>[some Apple laptops]... reliable workhorses lasting 10 years or more.
>As opposed to some other laptops that boil themselves alive at idle;
>and have unsurprisingly short asset lifetimes (and not much better to repair).
I'm on my 5th year of using a Lenovo X1 Carbon, first generation, i7, circa 2012. It's been in use for hours every day since I bought it in 2017, second hand on eBay, for ~£400.
I replaced the external power supply after a couple of years of use that involved much-too-frequent cable-flexing. I've yet to replace the fan that failed about 4 years ago. (*) It doesn't get too much heat-making use (apart from intermittent YouTube distractions) or I'd have been less tardy about fitting a new one. It's mostly used for CMS / educational content creation and substantial emacs / git / shell script stuff, plus some video work and usual office-type things.
It's run various versions of Linux, plus VirtualBox.
The keyboard is better than any other I've experienced on a laptop in 30+ years. (Apple's have been too form-over-function unreliable in recent years and were never as good as Lenovo even at their best).

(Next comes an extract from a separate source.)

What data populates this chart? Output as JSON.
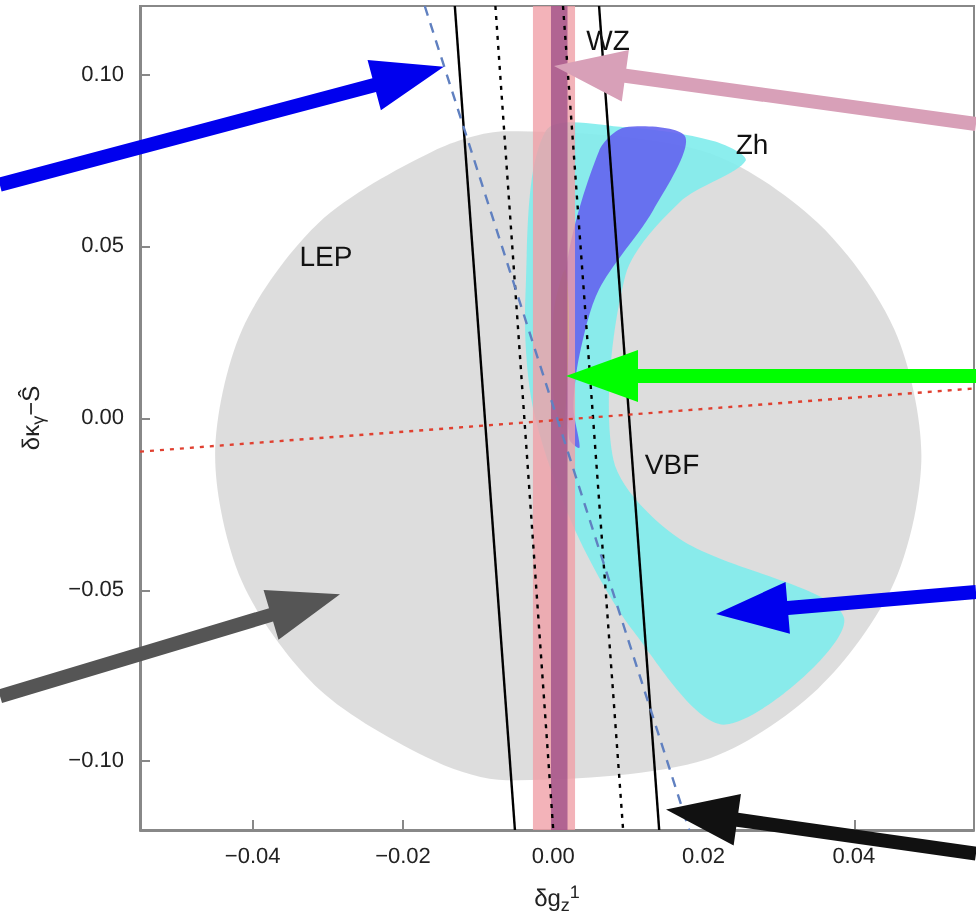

It's strong, slim, lightweight.
Because it just works it doesn't need to be 'bigged up' with boastful, often misleading and not always true, slogans about 'just working'. But I suppose some people like to believe the marketing b/s to justify their choice.
When it eventually gives up I'll get another second-hand Lenovo. I could probably do that 4 or 5 times for the price of a similarly powered Apple laptop and have the added satisfaction of using a well-engineered, professional grade laptop without the embarrassment of a glowing Apple logo in the Starbucks clone-rows.
(*) Well engineered hardware is easy to maintain, by definition. Engineering compromised by marketing, not so much.